Se invece potessi integrare nella cultura francese alcuni tratti essenziale di quella italiana opterei per gli elementi essenziali dello spirito italiano (che mancano del tutto ai francesi) ovvero la convivialità,la spontaneità, l’arte di sapersi arrangiare, il sorriso sempre sulle labbra, la battuta sempre pronta, la giovialità’ e il senso della famiglia. Mi piace citare la famosa frase di Jean Cocteau che sosteneva che: “I francesi sono degli italiani di malumore; gli italiani sono dei francesi di buonumore “. 

8. Qual è secondo te il periodo migliore per volare a Parigi per una vacanza?

Consiglio due periodi dell’anno per scoprire Parigi sotto due luci diverse.
In primavera quando i suoi tanti parchi esplodono di profumi e colori e nel periodo natalizio quando Parigi indossa la sua veste più bella e scintillante ed è invasa da una frizzante atmosfera di festa.

9. C’è qualche posto poco conosciuto di Parigi che ami particolarmente e ti senti di consigliare a coloro che si recano in questa città?

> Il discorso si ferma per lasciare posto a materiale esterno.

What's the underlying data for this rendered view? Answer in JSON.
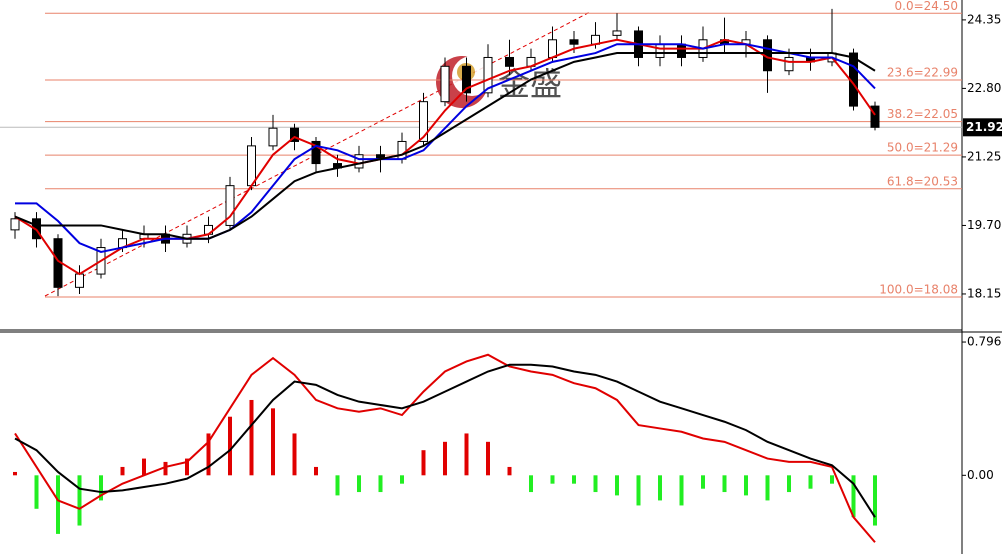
{
  "watermark": "金盛",
  "chart_data": [
    {
      "type": "candlestick",
      "ylim": [
        17.38,
        24.8
      ],
      "yticks": [
        24.35,
        {
          "value": 22.8,
          "label": "22.80"
        },
        21.25,
        {
          "value": 19.7,
          "label": "19.70"
        },
        18.15
      ],
      "current_price": 21.92,
      "fib_color": "#e8826a",
      "fib_levels": [
        {
          "value": 24.5,
          "label": "0.0=24.50"
        },
        {
          "value": 22.99,
          "label": "23.6=22.99"
        },
        {
          "value": 22.05,
          "label": "38.2=22.05"
        },
        {
          "value": 21.29,
          "label": "50.0=21.29"
        },
        {
          "value": 20.53,
          "label": "61.8=20.53"
        },
        {
          "value": 18.08,
          "label": "100.0=18.08"
        }
      ],
      "open": [
        19.6,
        19.85,
        19.4,
        18.3,
        18.6,
        19.2,
        19.4,
        19.5,
        19.3,
        19.5,
        19.7,
        20.6,
        21.5,
        21.9,
        21.6,
        21.1,
        21.0,
        21.3,
        21.2,
        21.6,
        22.5,
        23.3,
        22.7,
        23.5,
        23.3,
        23.5,
        23.9,
        23.8,
        24.0,
        24.1,
        23.5,
        23.8,
        23.5,
        23.9,
        23.8,
        23.9,
        23.2,
        23.5,
        23.4,
        23.6,
        22.4
      ],
      "high": [
        20.0,
        20.0,
        19.5,
        18.8,
        19.4,
        19.6,
        19.7,
        19.7,
        19.7,
        19.9,
        20.8,
        21.7,
        22.2,
        22.0,
        21.7,
        21.3,
        21.5,
        21.5,
        21.8,
        22.7,
        23.5,
        23.5,
        23.8,
        23.9,
        23.7,
        24.2,
        24.1,
        24.3,
        24.5,
        24.2,
        24.0,
        24.0,
        24.2,
        24.4,
        24.1,
        24.0,
        23.7,
        23.7,
        24.6,
        23.7,
        22.5
      ],
      "low": [
        19.4,
        19.2,
        18.1,
        18.15,
        18.5,
        19.1,
        19.2,
        19.1,
        19.2,
        19.3,
        19.6,
        20.5,
        21.4,
        21.4,
        20.9,
        20.8,
        20.9,
        20.9,
        21.1,
        21.5,
        22.4,
        22.5,
        22.6,
        23.1,
        23.2,
        23.4,
        23.6,
        23.7,
        23.9,
        23.3,
        23.3,
        23.3,
        23.4,
        23.6,
        23.5,
        22.7,
        23.1,
        23.2,
        23.3,
        22.3,
        21.85
      ],
      "close": [
        19.85,
        19.4,
        18.3,
        18.6,
        19.2,
        19.4,
        19.5,
        19.3,
        19.5,
        19.7,
        20.6,
        21.5,
        21.9,
        21.6,
        21.1,
        21.0,
        21.3,
        21.2,
        21.6,
        22.5,
        23.3,
        22.7,
        23.5,
        23.3,
        23.5,
        23.9,
        23.8,
        24.0,
        24.1,
        23.5,
        23.8,
        23.5,
        23.9,
        23.8,
        23.9,
        23.2,
        23.5,
        23.4,
        23.6,
        22.4,
        21.92
      ],
      "ma_lines": [
        {
          "color": "#e00000",
          "values": [
            19.9,
            19.6,
            18.9,
            18.6,
            18.9,
            19.2,
            19.4,
            19.4,
            19.4,
            19.5,
            19.9,
            20.6,
            21.3,
            21.7,
            21.5,
            21.2,
            21.1,
            21.2,
            21.3,
            21.7,
            22.3,
            22.8,
            23.0,
            23.2,
            23.3,
            23.5,
            23.7,
            23.8,
            23.9,
            23.8,
            23.7,
            23.7,
            23.7,
            23.9,
            23.8,
            23.5,
            23.4,
            23.4,
            23.5,
            22.9,
            22.2
          ]
        },
        {
          "color": "#0000e0",
          "values": [
            20.2,
            20.2,
            19.8,
            19.3,
            19.1,
            19.2,
            19.3,
            19.4,
            19.4,
            19.4,
            19.6,
            20.0,
            20.6,
            21.2,
            21.5,
            21.4,
            21.2,
            21.2,
            21.2,
            21.4,
            21.9,
            22.4,
            22.8,
            23.0,
            23.2,
            23.4,
            23.5,
            23.6,
            23.8,
            23.8,
            23.8,
            23.8,
            23.7,
            23.8,
            23.8,
            23.7,
            23.6,
            23.5,
            23.5,
            23.3,
            22.8
          ]
        },
        {
          "color": "#000000",
          "values": [
            19.9,
            19.7,
            19.7,
            19.7,
            19.7,
            19.6,
            19.5,
            19.5,
            19.4,
            19.4,
            19.6,
            19.9,
            20.3,
            20.7,
            20.9,
            21.0,
            21.1,
            21.2,
            21.3,
            21.5,
            21.8,
            22.1,
            22.4,
            22.7,
            23.0,
            23.2,
            23.4,
            23.5,
            23.6,
            23.6,
            23.6,
            23.6,
            23.6,
            23.6,
            23.6,
            23.6,
            23.6,
            23.6,
            23.6,
            23.5,
            23.2
          ]
        }
      ]
    },
    {
      "type": "macd",
      "ylim": [
        -0.47,
        0.85
      ],
      "yticks": [
        0.796,
        {
          "value": 0,
          "label": "0.00"
        }
      ],
      "up_color": "#e00000",
      "down_color": "#22ee22",
      "histogram": [
        0.02,
        -0.2,
        -0.35,
        -0.3,
        -0.15,
        0.05,
        0.1,
        0.08,
        0.1,
        0.25,
        0.35,
        0.45,
        0.4,
        0.25,
        0.05,
        -0.12,
        -0.1,
        -0.1,
        -0.05,
        0.15,
        0.2,
        0.25,
        0.2,
        0.05,
        -0.1,
        -0.05,
        -0.05,
        -0.1,
        -0.12,
        -0.18,
        -0.15,
        -0.18,
        -0.08,
        -0.1,
        -0.12,
        -0.15,
        -0.1,
        -0.08,
        -0.05,
        -0.25,
        -0.3
      ],
      "lines": [
        {
          "color": "#e00000",
          "values": [
            0.25,
            0.05,
            -0.15,
            -0.2,
            -0.12,
            -0.05,
            0.0,
            0.05,
            0.08,
            0.2,
            0.4,
            0.6,
            0.7,
            0.6,
            0.45,
            0.4,
            0.38,
            0.4,
            0.36,
            0.5,
            0.62,
            0.68,
            0.72,
            0.65,
            0.62,
            0.6,
            0.55,
            0.52,
            0.45,
            0.3,
            0.28,
            0.26,
            0.22,
            0.2,
            0.15,
            0.1,
            0.08,
            0.08,
            0.05,
            -0.25,
            -0.4
          ]
        },
        {
          "color": "#000000",
          "values": [
            0.22,
            0.15,
            0.02,
            -0.08,
            -0.1,
            -0.09,
            -0.07,
            -0.05,
            -0.02,
            0.05,
            0.15,
            0.3,
            0.45,
            0.56,
            0.54,
            0.48,
            0.44,
            0.42,
            0.4,
            0.44,
            0.5,
            0.56,
            0.62,
            0.66,
            0.66,
            0.65,
            0.62,
            0.6,
            0.56,
            0.5,
            0.44,
            0.4,
            0.36,
            0.32,
            0.27,
            0.2,
            0.15,
            0.1,
            0.06,
            -0.05,
            -0.25
          ]
        }
      ]
    }
  ]
}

Ecco tre perle nascoste nella Ville Lumière che bisognerebbe vedere almeno una volta nella vita:

Museo del Carnavalet: è un museo gratuito e poco conosciuto, situato nel cuore del Marais, che ripercorre la storia della città. Semplicemente magnifico.

– I Giardini del Lussemburgo: un’oasi di pace e verde all’interno di una metropoli caotica come Parigi.

Ponts des Arts e Pont Alexandre III, i ponti più belli di Parigi dove si respira poesia e romanticismo all’ennesima potenza.

Ponte Alessandro III

E voi, conoscete altri luoghi d’interesse parigini, poco noti, da suggerire?